Abadias, mosteiros e terras de fronteiras
Dominique Joseph nasceu em Arlon, na Bélgica francófona, e cresceu na
região flamenga de Bruges, a ‘Veneza do Norte’. Das terras da sua infância e
adolescência recorda também os mosteiros e as grandes abadias, como as de Orval
e Zevenkerken, frequentemente visitadas com a família. E se depara
imediatamente com as modulações invisíveis, linguísticas e culturais, que
também dividem pessoas e classes colocadas pela história para partilhar o mesmo
recanto do mundo.
Aos domingos, em Bruges, Dominique serve na Missa como coroinha até os
20 anos, também na catedral. Participa da Missa diária, junto com alguns amigos
da escola. No início são cerca de dez, e no final dos seus cursos dois. A certa
altura, por falta de participantes, a Missa deixou de ser celebrada. «Eu tinha
13 ou 14 anos», recorda hoje o arcebispo Mathieu, «e fui ao diretor da escola
para perguntar se a celebração diária poderia ser retomada. O sacerdote voltava
propositalmente à tarde, quando as aulas terminavam, para celebrar uma Missa
especialmente para os estudantes. Ele fez isso durante vários anos, e muitas
vezes o único presente na Missa era eu. Quando penso nisso, me toca mesmo
agora. Foi um testemunho muito forte. Agora acontece também comigo de celebrar
sozinho. E então penso naquele padre, que durante muitos anos celebrou Missa
para uma só pessoa, e fez isso por mim. Repito para mim mesmo que nem ele nem
eu celebramos nunca sozinhos, porque a Missa é sempre celebrada em comunhão com
toda a Igreja universal. E esta é a Igreja».
Jesus e as estrelas
Em Bruges, desde muito jovem, o futuro arcebispo de Teerã
entrelaça o seu caminho cristão com a sua paixão pela astronomia. O seu
primeiro telescópio chegou quando ele tinha 12 anos. À noite, perscruta o céu e
as estrelas. «Mas eram como dois paralelos que seguiam separadamente.
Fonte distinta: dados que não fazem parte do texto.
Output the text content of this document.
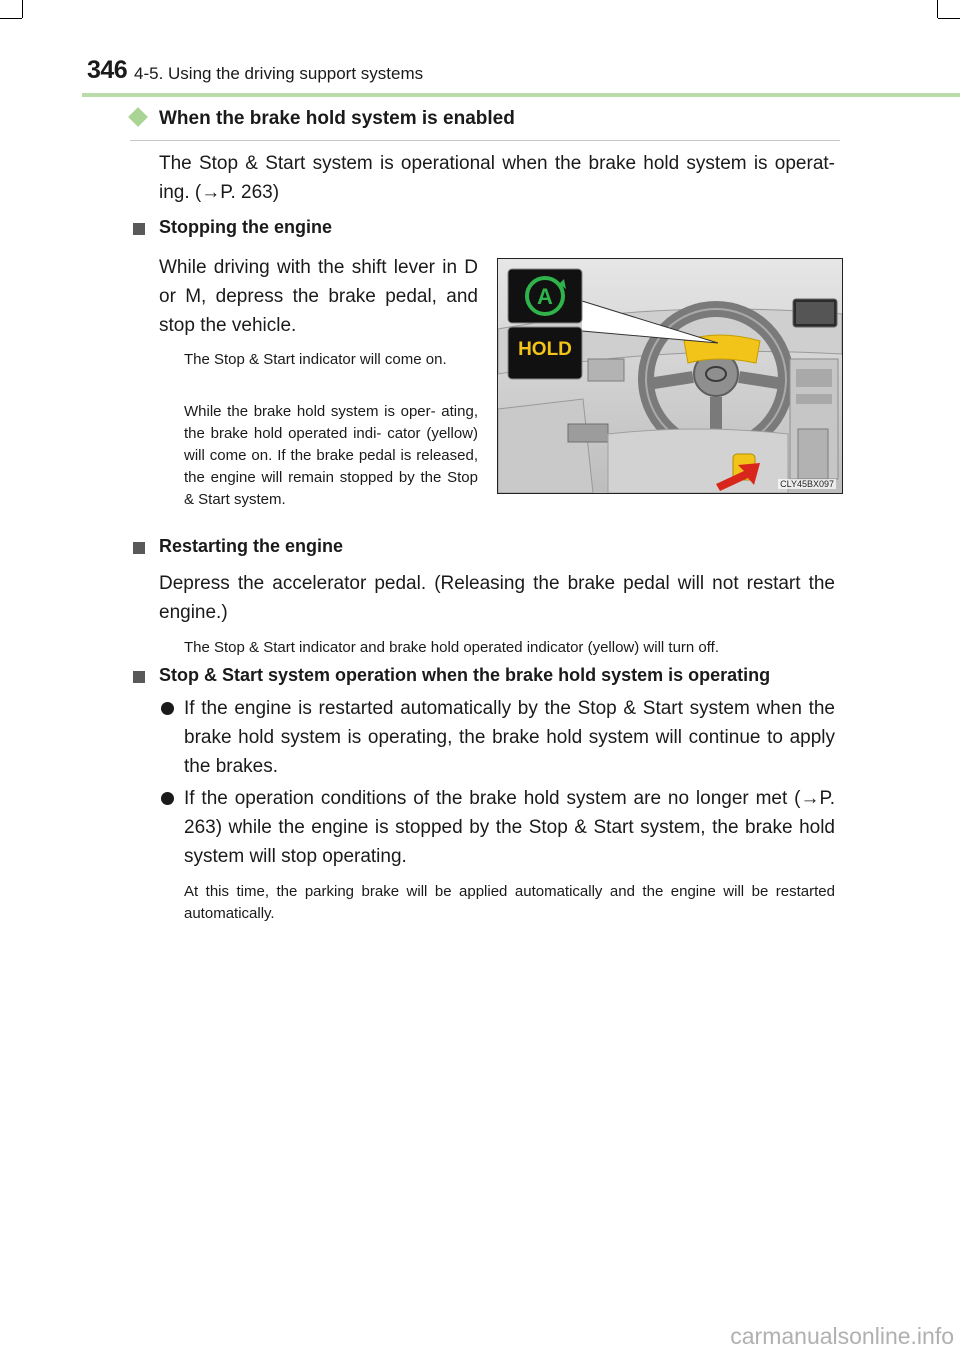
346 4-5. Using the driving support systems
When the brake hold system is enabled
The Stop & Start system is operational when the brake hold system is operat- ing. (→P. 263)
Stopping the engine
While driving with the shift lever in D or M, depress the brake pedal, and stop the vehicle.
The Stop & Start indicator will come on.
While the brake hold system is oper- ating, the brake hold operated indi- cator (yellow) will come on. If the brake pedal is released, the engine will remain stopped by the Stop & Start system.
A
HOLD
CLY45BX097
Restarting the engine
Depress the accelerator pedal. (Releasing the brake pedal will not restart the engine.)
The Stop & Start indicator and brake hold operated indicator (yellow) will turn off.
Stop & Start system operation when the brake hold system is operating
If the engine is restarted automatically by the Stop & Start system when the brake hold system is operating, the brake hold system will continue to apply the brakes.
If the operation conditions of the brake hold system are no longer met (→P. 263) while the engine is stopped by the Stop & Start system, the brake hold system will stop operating.
At this time, the parking brake will be applied automatically and the engine will be restarted automatically.
carmanualsonline.info
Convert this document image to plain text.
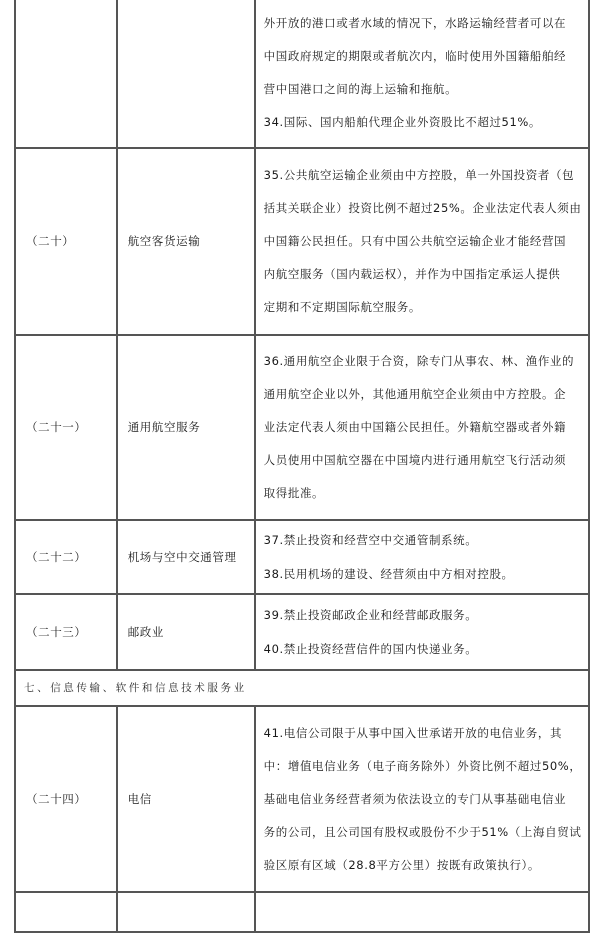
		外开放的港口或者水域的情况下，水路运输经营者可以在

中国政府规定的期限或者航次内，临时使用外国籍船舶经

营中国港口之间的海上运输和拖航。

34.国际、国内船舶代理企业外资股比不超过51%。

（二十）	航空客货运输	35.公共航空运输企业须由中方控股，单一外国投资者（包

括其关联企业）投资比例不超过25%。企业法定代表人须由

中国籍公民担任。只有中国公共航空运输企业才能经营国

内航空服务（国内载运权），并作为中国指定承运人提供

定期和不定期国际航空服务。

（二十一）	通用航空服务	36.通用航空企业限于合资，除专门从事农、林、渔作业的

通用航空企业以外，其他通用航空企业须由中方控股。企

业法定代表人须由中国籍公民担任。外籍航空器或者外籍

人员使用中国航空器在中国境内进行通用航空飞行活动须

取得批准。

（二十二）	机场与空中交通管理	37.禁止投资和经营空中交通管制系统。

38.民用机场的建设、经营须由中方相对控股。

（二十三）	邮政业	39.禁止投资邮政企业和经营邮政服务。

40.禁止投资经营信件的国内快递业务。

七、信息传输、软件和信息技术服务业		
（二十四）	电信	41.电信公司限于从事中国入世承诺开放的电信业务，其

中：增值电信业务（电子商务除外）外资比例不超过50%，

基础电信业务经营者须为依法设立的专门从事基础电信业

务的公司，且公司国有股权或股份不少于51%（上海自贸试

验区原有区域（28.8平方公里）按既有政策执行）。
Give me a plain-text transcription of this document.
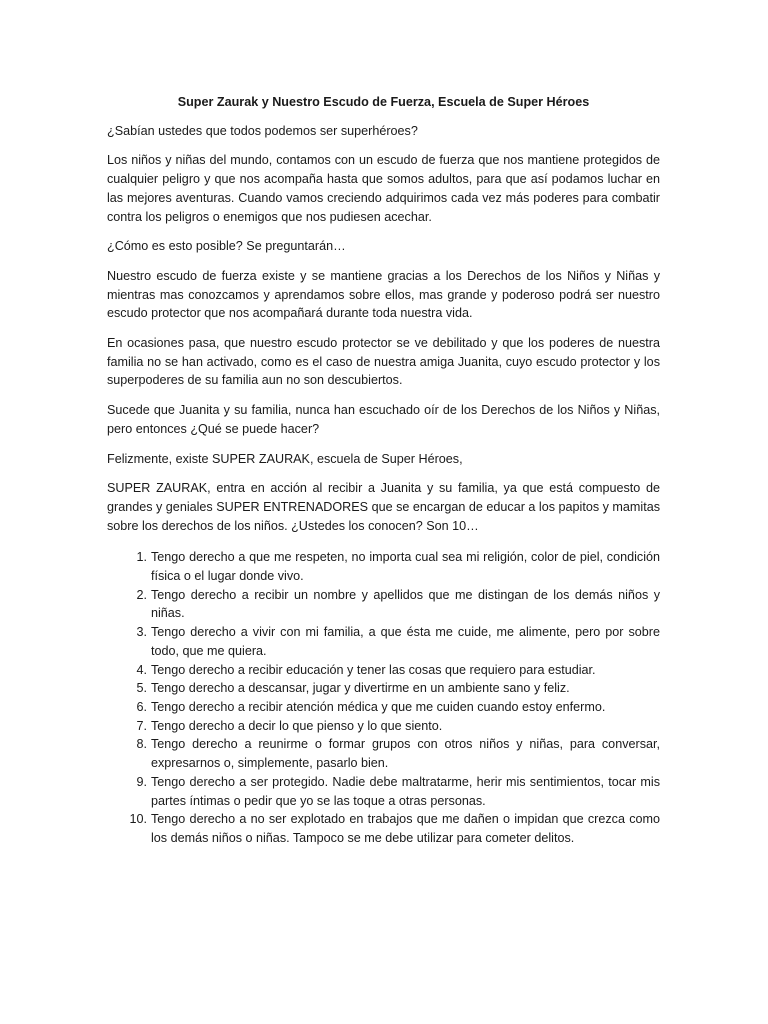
Super Zaurak y Nuestro Escudo de Fuerza, Escuela de Super Héroes

¿Sabían ustedes que todos podemos ser superhéroes?

Los niños y niñas del mundo, contamos con un escudo de fuerza que nos mantiene protegidos de cualquier peligro y que nos acompaña hasta que somos adultos, para que así podamos luchar en las mejores aventuras. Cuando vamos creciendo adquirimos cada vez más poderes para combatir contra los peligros o enemigos que nos pudiesen acechar.

¿Cómo es esto posible? Se preguntarán…

Nuestro escudo de fuerza existe y se mantiene gracias a los Derechos de los Niños y Niñas y mientras mas conozcamos y aprendamos sobre ellos, mas grande y poderoso podrá ser nuestro escudo protector que nos acompañará durante toda nuestra vida.

En ocasiones pasa, que nuestro escudo protector se ve debilitado y que los poderes de nuestra familia no se han activado, como es el caso de nuestra amiga Juanita, cuyo escudo protector y los superpoderes de su familia aun no son descubiertos.

Sucede que Juanita y su familia, nunca han escuchado oír de los Derechos de los Niños y Niñas, pero entonces ¿Qué se puede hacer?

Felizmente, existe SUPER ZAURAK, escuela de Super Héroes,

SUPER ZAURAK, entra en acción al recibir a Juanita y su familia, ya que está compuesto de grandes y geniales SUPER ENTRENADORES que se encargan de educar a los papitos y mamitas sobre los derechos de los niños. ¿Ustedes los conocen? Son 10…

1. Tengo derecho a que me respeten, no importa cual sea mi religión, color de piel, condición física o el lugar donde vivo.
2. Tengo derecho a recibir un nombre y apellidos que me distingan de los demás niños y niñas.
3. Tengo derecho a vivir con mi familia, a que ésta me cuide, me alimente, pero por sobre todo, que me quiera.
4. Tengo derecho a recibir educación y tener las cosas que requiero para estudiar.
5. Tengo derecho a descansar, jugar y divertirme en un ambiente sano y feliz.
6. Tengo derecho a recibir atención médica y que me cuiden cuando estoy enfermo.
7. Tengo derecho a decir lo que pienso y lo que siento.
8. Tengo derecho a reunirme o formar grupos con otros niños y niñas, para conversar, expresarnos o, simplemente, pasarlo bien.
9. Tengo derecho a ser protegido. Nadie debe maltratarme, herir mis sentimientos, tocar mis partes íntimas o pedir que yo se las toque a otras personas.
10. Tengo derecho a no ser explotado en trabajos que me dañen o impidan que crezca como los demás niños o niñas. Tampoco se me debe utilizar para cometer delitos.
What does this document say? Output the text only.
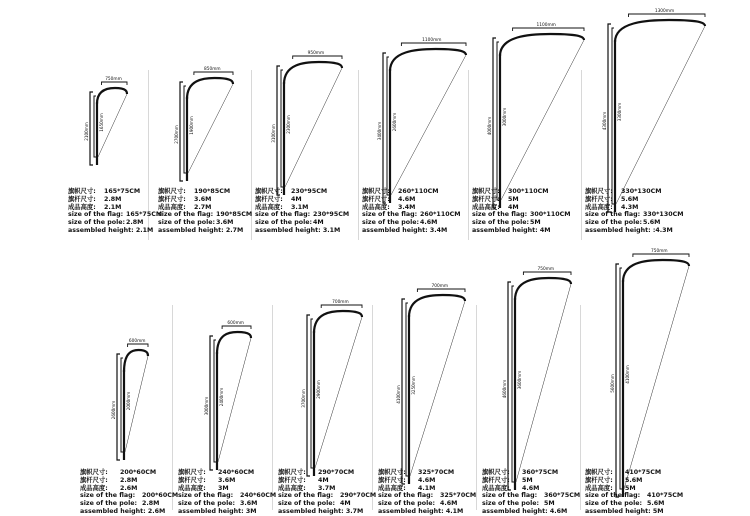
750mm
1650mm
2100mm
旗帜尺寸: 165*75CM
旗杆尺寸: 2.8M
成品高度: 2.1M
size of the flag: 165*75CM
size of the pole: 2.8M
assembled height: 2.1M
850mm
1900mm
2700mm
旗帜尺寸: 190*85CM
旗杆尺寸: 3.6M
成品高度: 2.7M
size of the flag: 190*85CM
size of the pole: 3.6M
assembled height: 2.7M
950mm
2300mm
3100mm
旗帜尺寸: 230*95CM
旗杆尺寸: 4M
成品高度: 3.1M
size of the flag: 230*95CM
size of the pole: 4M
assembled height: 3.1M
1100mm
2600mm
3400mm
旗帜尺寸: 260*110CM
旗杆尺寸: 4.6M
成品高度: 3.4M
size of the flag: 260*110CM
size of the pole: 4.6M
assembled height: 3.4M
1100mm
3000mm
4000mm
旗帜尺寸: 300*110CM
旗杆尺寸: 5M
成品高度: 4M
size of the flag: 300*110CM
size of the pole: 5M
assembled height: 4M
1300mm
3300mm
4300mm
旗帜尺寸: 330*130CM
旗杆尺寸: 5.6M
成品高度: 4.3M
size of the flag: 330*130CM
size of the pole: 5.6M
assembled height: :4.3M
600mm
2000mm
2600mm
旗帜尺寸: 200*60CM
旗杆尺寸: 2.8M
成品高度: 2.6M
size of the flag: 200*60CM
size of the pole: 2.8M
assembled height: 2.6M
600mm
2400mm
3000mm
旗帜尺寸: 240*60CM
旗杆尺寸: 3.6M
成品高度: 3M
size of the flag: 240*60CM
size of the pole: 3.6M
assembled height: 3M
700mm
2900mm
3700mm
旗帜尺寸: 290*70CM
旗杆尺寸: 4M
成品高度: 3.7M
size of the flag: 290*70CM
size of the pole: 4M
assembled height: 3.7M
700mm
3250mm
4100mm
旗帜尺寸: 325*70CM
旗杆尺寸: 4.6M
成品高度: 4.1M
size of the flag: 325*70CM
size of the pole: 4.6M
assembled height: 4.1M
750mm
3600mm
4600mm
旗帜尺寸: 360*75CM
旗杆尺寸: 5M
成品高度: 4.6M
size of the flag: 360*75CM
size of the pole: 5M
assembled height: 4.6M
750mm
4100mm
5600mm
旗帜尺寸: 410*75CM
旗杆尺寸: 5.6M
成品高度: 5M
size of the flag: 410*75CM
size of the pole: 5.6M
assembled height: 5M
Até o dia
em que percebi que mesmo perscrutando o espaço estava cheio de estupor e
gratidão pelas maravilhas de Deus.’
Desde que é bispo, o padre Mathieu deixou um pouco de lado a astronomia.
Muito pouco tempo e muito complicado para levar consigo os instrumentos para
observar e fotografar as estrelas. Mas o surpreende o destino de viver hoje na
terra onde os antigos sacerdotes perscrutavam o céu do alto dos Zigurates. E
para os batizados que agora estão com ele, compartilha a sua outra paixão, a
gastronomia, preparando doces e coisas boas para comer.
A Ordem franciscana
«Nasci no dia 13 de junho, dia de Santo Antônio de Pádua», recorda padre
Dominique. E para ele é somente o primeiro sinal com que o Santo de Assis quis
atrair a sua vocação para a grande família dos filhos de São Francisco.
Mosteiros, encontros com histórias e epopeias franciscanas, como a dos Frades
Capuchinhos que em Arlon, sua cidade natal, e em outros lugares escolheram
viver nas colinas para vigiar e dar o alarme em caso de incêndios. No quarto da
casa do avô encontra os livros de um parente distante que foi missionário
capuchinho no Congo.
«Lia com paixão as histórias dos Oblatos de Maria Imaculada no Canadá e
aquelas dos missionários jesuítas na China. Mas o livro que mais me
impressionou foi um livro antigo sobre São Francisco, com páginas amareladas.’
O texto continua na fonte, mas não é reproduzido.